Replacing NTFS Permissions with SDDL Information

All PowerShell versions

With Get-Acl, you can output the security information from files and folders as plain text in SDDL format (Security Descriptor Definition Language):

$FolderToRead = 'C:\folder1'

$securityDescriptor = Get-Acl -Path $FolderToRead
$securityDescriptor.GetSecurityDescriptorSddlForm('All') 

You could pipe the SDDL to the clipboard, and then paste it into another script:

$FolderToRead = 'C:\folder1'

$securityDescriptor = Get-Acl -Path $FolderToRead
$securityDescriptor.GetSecurityDescriptorSddlForm('All') | clip.exe 

Add the SDDL to a script like this, for example (note that SDDL is always one line.

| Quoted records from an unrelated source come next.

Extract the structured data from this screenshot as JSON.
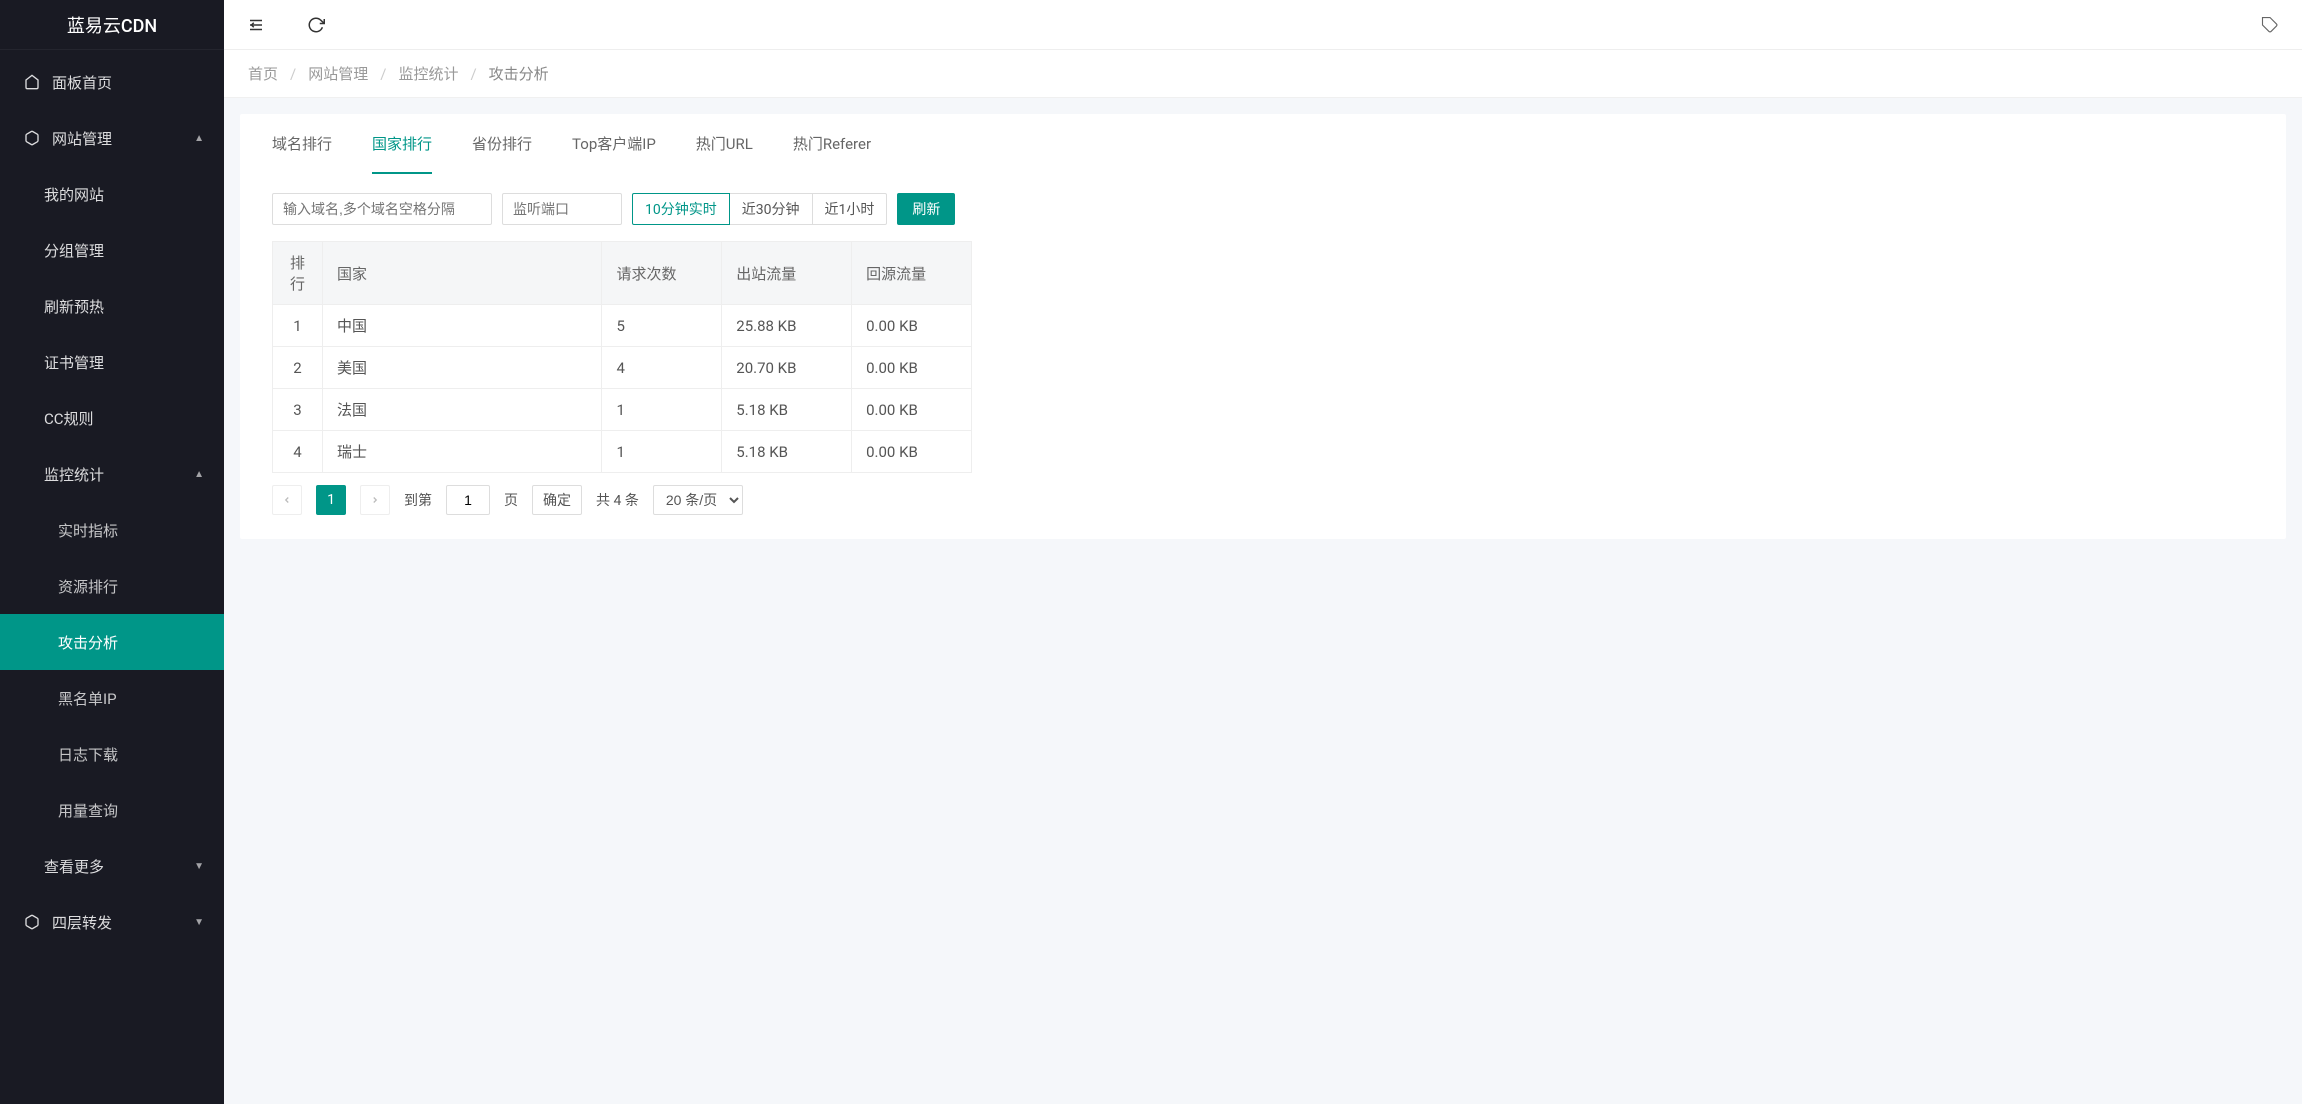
{
  "logo": "蓝易云CDN",
  "sidebar": {
    "home": "面板首页",
    "site_mgmt": "网站管理",
    "site_sub": {
      "my_site": "我的网站",
      "group_mgmt": "分组管理",
      "refresh_preheat": "刷新预热",
      "cert_mgmt": "证书管理",
      "cc_rule": "CC规则"
    },
    "monitor": "监控统计",
    "monitor_sub": {
      "realtime": "实时指标",
      "resource_rank": "资源排行",
      "attack_analysis": "攻击分析",
      "blacklist_ip": "黑名单IP",
      "log_download": "日志下载",
      "usage_query": "用量查询"
    },
    "view_more": "查看更多",
    "l4_forward": "四层转发"
  },
  "breadcrumb": {
    "home": "首页",
    "site_mgmt": "网站管理",
    "monitor": "监控统计",
    "current": "攻击分析"
  },
  "tabs": {
    "domain_rank": "域名排行",
    "country_rank": "国家排行",
    "province_rank": "省份排行",
    "top_client_ip": "Top客户端IP",
    "hot_url": "热门URL",
    "hot_referer": "热门Referer"
  },
  "filters": {
    "domain_placeholder": "输入域名,多个域名空格分隔",
    "port_placeholder": "监听端口",
    "seg_10min": "10分钟实时",
    "seg_30min": "近30分钟",
    "seg_1h": "近1小时",
    "refresh_btn": "刷新"
  },
  "table": {
    "headers": {
      "rank": "排行",
      "country": "国家",
      "req_count": "请求次数",
      "out_traffic": "出站流量",
      "origin_traffic": "回源流量"
    },
    "rows": [
      {
        "rank": "1",
        "country": "中国",
        "req": "5",
        "out": "25.88 KB",
        "origin": "0.00 KB"
      },
      {
        "rank": "2",
        "country": "美国",
        "req": "4",
        "out": "20.70 KB",
        "origin": "0.00 KB"
      },
      {
        "rank": "3",
        "country": "法国",
        "req": "1",
        "out": "5.18 KB",
        "origin": "0.00 KB"
      },
      {
        "rank": "4",
        "country": "瑞士",
        "req": "1",
        "out": "5.18 KB",
        "origin": "0.00 KB"
      }
    ]
  },
  "pagination": {
    "current": "1",
    "goto_label": "到第",
    "goto_value": "1",
    "page_label": "页",
    "confirm": "确定",
    "total": "共 4 条",
    "per_page": "20 条/页"
  }
}
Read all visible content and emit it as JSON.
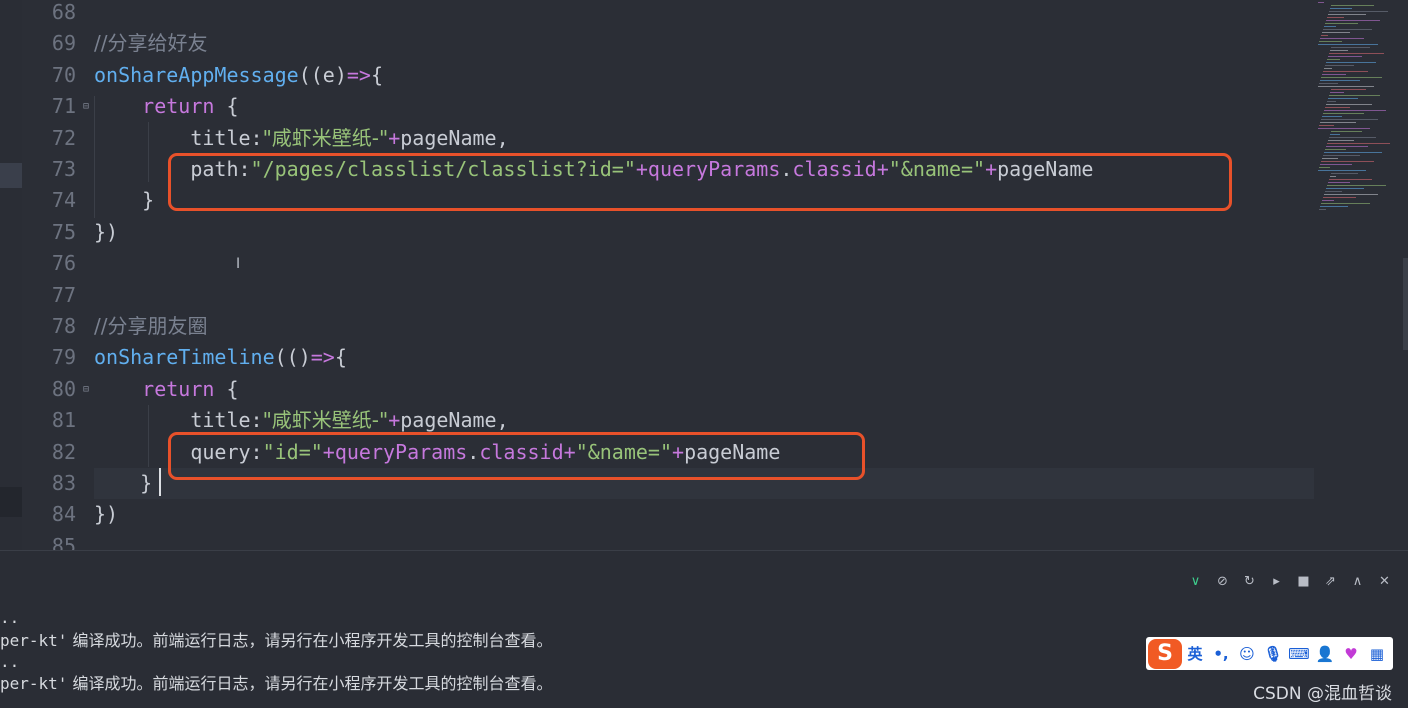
{
  "editor": {
    "lines": [
      {
        "n": "68",
        "tokens": []
      },
      {
        "n": "69",
        "tokens": [
          {
            "t": "//分享给好友",
            "c": "cmt cjk"
          }
        ]
      },
      {
        "n": "70",
        "tokens": [
          {
            "t": "onShareAppMessage",
            "c": "fn"
          },
          {
            "t": "((e)",
            "c": "txt"
          },
          {
            "t": "=>",
            "c": "op"
          },
          {
            "t": "{",
            "c": "txt"
          }
        ]
      },
      {
        "n": "71",
        "fold": true,
        "tokens": [
          {
            "t": "    ",
            "c": "txt"
          },
          {
            "t": "return",
            "c": "kw"
          },
          {
            "t": " {",
            "c": "txt"
          }
        ]
      },
      {
        "n": "72",
        "tokens": [
          {
            "t": "        title:",
            "c": "txt"
          },
          {
            "t": "\"咸虾米壁纸-\"",
            "c": "str cjk"
          },
          {
            "t": "+",
            "c": "op"
          },
          {
            "t": "pageName,",
            "c": "txt"
          }
        ]
      },
      {
        "n": "73",
        "tokens": [
          {
            "t": "        path:",
            "c": "txt"
          },
          {
            "t": "\"/pages/classlist/classlist?id=\"",
            "c": "str"
          },
          {
            "t": "+",
            "c": "op"
          },
          {
            "t": "queryParams",
            "c": "kw"
          },
          {
            "t": ".",
            "c": "txt"
          },
          {
            "t": "classid",
            "c": "kw"
          },
          {
            "t": "+",
            "c": "op"
          },
          {
            "t": "\"&name=\"",
            "c": "str"
          },
          {
            "t": "+",
            "c": "op"
          },
          {
            "t": "pageName",
            "c": "txt"
          }
        ]
      },
      {
        "n": "74",
        "tokens": [
          {
            "t": "    }",
            "c": "txt"
          }
        ]
      },
      {
        "n": "75",
        "tokens": [
          {
            "t": "})",
            "c": "txt"
          }
        ]
      },
      {
        "n": "76",
        "tokens": []
      },
      {
        "n": "77",
        "tokens": []
      },
      {
        "n": "78",
        "tokens": [
          {
            "t": "//分享朋友圈",
            "c": "cmt cjk"
          }
        ]
      },
      {
        "n": "79",
        "tokens": [
          {
            "t": "onShareTimeline",
            "c": "fn"
          },
          {
            "t": "(()",
            "c": "txt"
          },
          {
            "t": "=>",
            "c": "op"
          },
          {
            "t": "{",
            "c": "txt"
          }
        ]
      },
      {
        "n": "80",
        "fold": true,
        "tokens": [
          {
            "t": "    ",
            "c": "txt"
          },
          {
            "t": "return",
            "c": "kw"
          },
          {
            "t": " {",
            "c": "txt"
          }
        ]
      },
      {
        "n": "81",
        "tokens": [
          {
            "t": "        title:",
            "c": "txt"
          },
          {
            "t": "\"咸虾米壁纸-\"",
            "c": "str cjk"
          },
          {
            "t": "+",
            "c": "op"
          },
          {
            "t": "pageName,",
            "c": "txt"
          }
        ]
      },
      {
        "n": "82",
        "tokens": [
          {
            "t": "        query:",
            "c": "txt"
          },
          {
            "t": "\"id=\"",
            "c": "str"
          },
          {
            "t": "+",
            "c": "op"
          },
          {
            "t": "queryParams",
            "c": "kw"
          },
          {
            "t": ".",
            "c": "txt"
          },
          {
            "t": "classid",
            "c": "kw"
          },
          {
            "t": "+",
            "c": "op"
          },
          {
            "t": "\"&name=\"",
            "c": "str"
          },
          {
            "t": "+",
            "c": "op"
          },
          {
            "t": "pageName",
            "c": "txt"
          }
        ]
      },
      {
        "n": "83",
        "current": true,
        "tokens": [
          {
            "t": "    }",
            "c": "txt"
          }
        ]
      },
      {
        "n": "84",
        "tokens": [
          {
            "t": "})",
            "c": "txt"
          }
        ]
      },
      {
        "n": "85",
        "tokens": []
      }
    ],
    "highlight_color": "#e8512a"
  },
  "toolbar": {
    "icons": [
      "chevron-down-icon",
      "clear-log-icon",
      "restart-icon",
      "play-circle-icon",
      "stop-icon",
      "open-external-icon",
      "chevron-up-icon",
      "close-panel-icon"
    ]
  },
  "console": {
    "lines": [
      {
        "prefix": "..",
        "msg": ""
      },
      {
        "prefix": "per-kt'",
        "msg": " 编译成功。前端运行日志，请另行在小程序开发工具的控制台查看。"
      },
      {
        "prefix": "..",
        "msg": ""
      },
      {
        "prefix": "per-kt'",
        "msg": " 编译成功。前端运行日志，请另行在小程序开发工具的控制台查看。"
      }
    ]
  },
  "ime": {
    "logo": "S",
    "mode": "英",
    "icons": [
      "punctuation-icon",
      "emoji-icon",
      "microphone-icon",
      "keyboard-icon",
      "user-icon",
      "skin-icon",
      "apps-icon"
    ]
  },
  "watermark": "CSDN @混血哲谈"
}
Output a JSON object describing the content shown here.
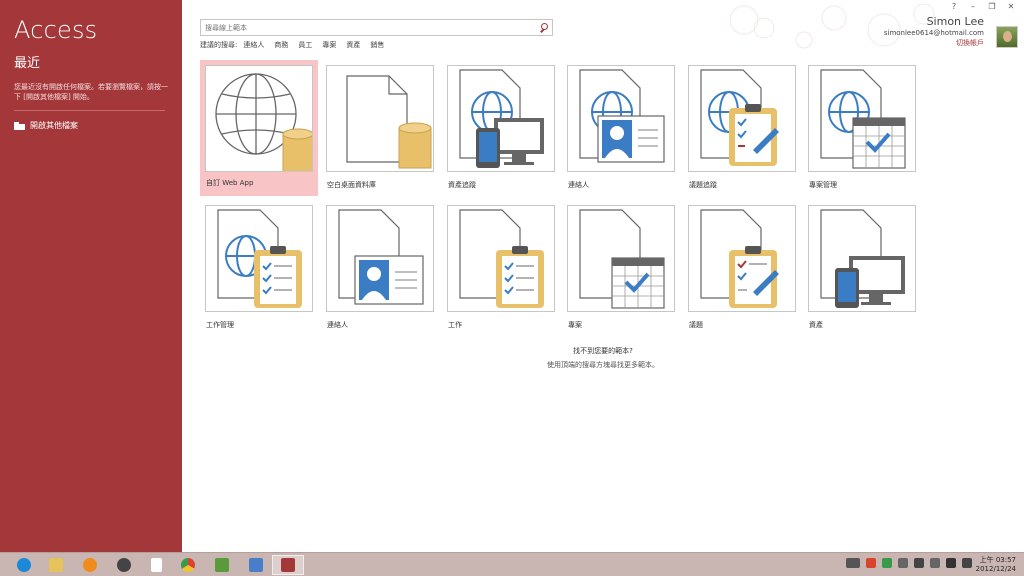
{
  "left": {
    "app_title": "Access",
    "recent_title": "最近",
    "recent_message": "您最近沒有開啟任何檔案。若要瀏覽檔案，請按一下 [開啟其他檔案] 開始。",
    "open_other_label": "開啟其他檔案"
  },
  "search": {
    "placeholder": "搜尋線上範本",
    "suggested_label": "建議的搜尋:",
    "suggested": [
      "連絡人",
      "商務",
      "員工",
      "專案",
      "資產",
      "銷售"
    ]
  },
  "window_controls": [
    "?",
    "–",
    "❐",
    "✕"
  ],
  "user": {
    "name": "Simon Lee",
    "email": "simonlee0614@hotmail.com",
    "switch_label": "切換帳戶"
  },
  "templates": [
    {
      "label": "自訂 Web App",
      "icon": "web-app-icon"
    },
    {
      "label": "空白桌面資料庫",
      "icon": "blank-database-icon"
    },
    {
      "label": "資產追蹤",
      "icon": "asset-tracking-icon"
    },
    {
      "label": "連絡人",
      "icon": "contacts-web-icon"
    },
    {
      "label": "議題追蹤",
      "icon": "issue-tracking-icon"
    },
    {
      "label": "專案管理",
      "icon": "project-management-icon"
    },
    {
      "label": "工作管理",
      "icon": "task-management-icon"
    },
    {
      "label": "連絡人",
      "icon": "contacts-icon"
    },
    {
      "label": "工作",
      "icon": "tasks-icon"
    },
    {
      "label": "專案",
      "icon": "projects-icon"
    },
    {
      "label": "議題",
      "icon": "issues-icon"
    },
    {
      "label": "資產",
      "icon": "assets-icon"
    }
  ],
  "not_found": {
    "line1": "找不到您要的範本?",
    "line2": "使用頂端的搜尋方塊尋找更多範本。"
  },
  "taskbar": {
    "apps": [
      {
        "icon": "ie-icon",
        "color": "#1e88d8"
      },
      {
        "icon": "file-explorer-icon",
        "color": "#e6c25a"
      },
      {
        "icon": "media-player-icon",
        "color": "#f08c1e"
      },
      {
        "icon": "home-app-icon",
        "color": "#444444"
      },
      {
        "icon": "document-icon",
        "color": "#ffffff"
      },
      {
        "icon": "chrome-icon",
        "color": "#d9442f"
      },
      {
        "icon": "network-app-icon",
        "color": "#5b9a3a"
      },
      {
        "icon": "pen-app-icon",
        "color": "#4a7ec8"
      },
      {
        "icon": "access-app-icon",
        "color": "#a4373a"
      }
    ],
    "time": "上午 03:57",
    "date": "2012/12/24"
  },
  "colors": {
    "accent": "#a4373a",
    "db_gold": "#e8c06a",
    "icon_blue": "#3b7dc4",
    "icon_gray": "#666666"
  }
}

So do not add line breaks):

$sddl = 'O:S-1-5-21-2649034417-1209187175-3910605729-1000G:S-1-5-21-2649034417-1209187175-3910605729-513D:(A;ID;FA;;;BA)(A;OICIIOID;GA;;;BA)(A;ID;FA;;;SY)(A;OICIIOID;GA;;;SY)(A;OICIID;0x1200a9;;;BU)(A;ID;0x1301bf;;;AU)(A;OICIIOID;SDGXGWGR;;;AU)'


$FolderToConfigure = 'C:\folder2'

$securityDescriptor = Get-Acl -Path $FolderToConfigure
$securityDescriptor.SetSecurityDescriptorSddlForm($sddl)
Set-Acl -Path $FolderToConfigure -AclObject $securityDescriptor 

By inserting SDDL into a script, you no longer need the template folder that you used to generate the SDDL. You can now apply the security information to other file system objects, set basic NTFS permissions, or change the SDDL before you apply it.

To provide you with some inspiration, in a domain migration scenario, you could, for example, create a translation table that translates old SIDs with new SIDs. Then, replace the old SIDs in the SDDL with the new SIDs, and clone the recorded security information to objects in a new (or test) domain.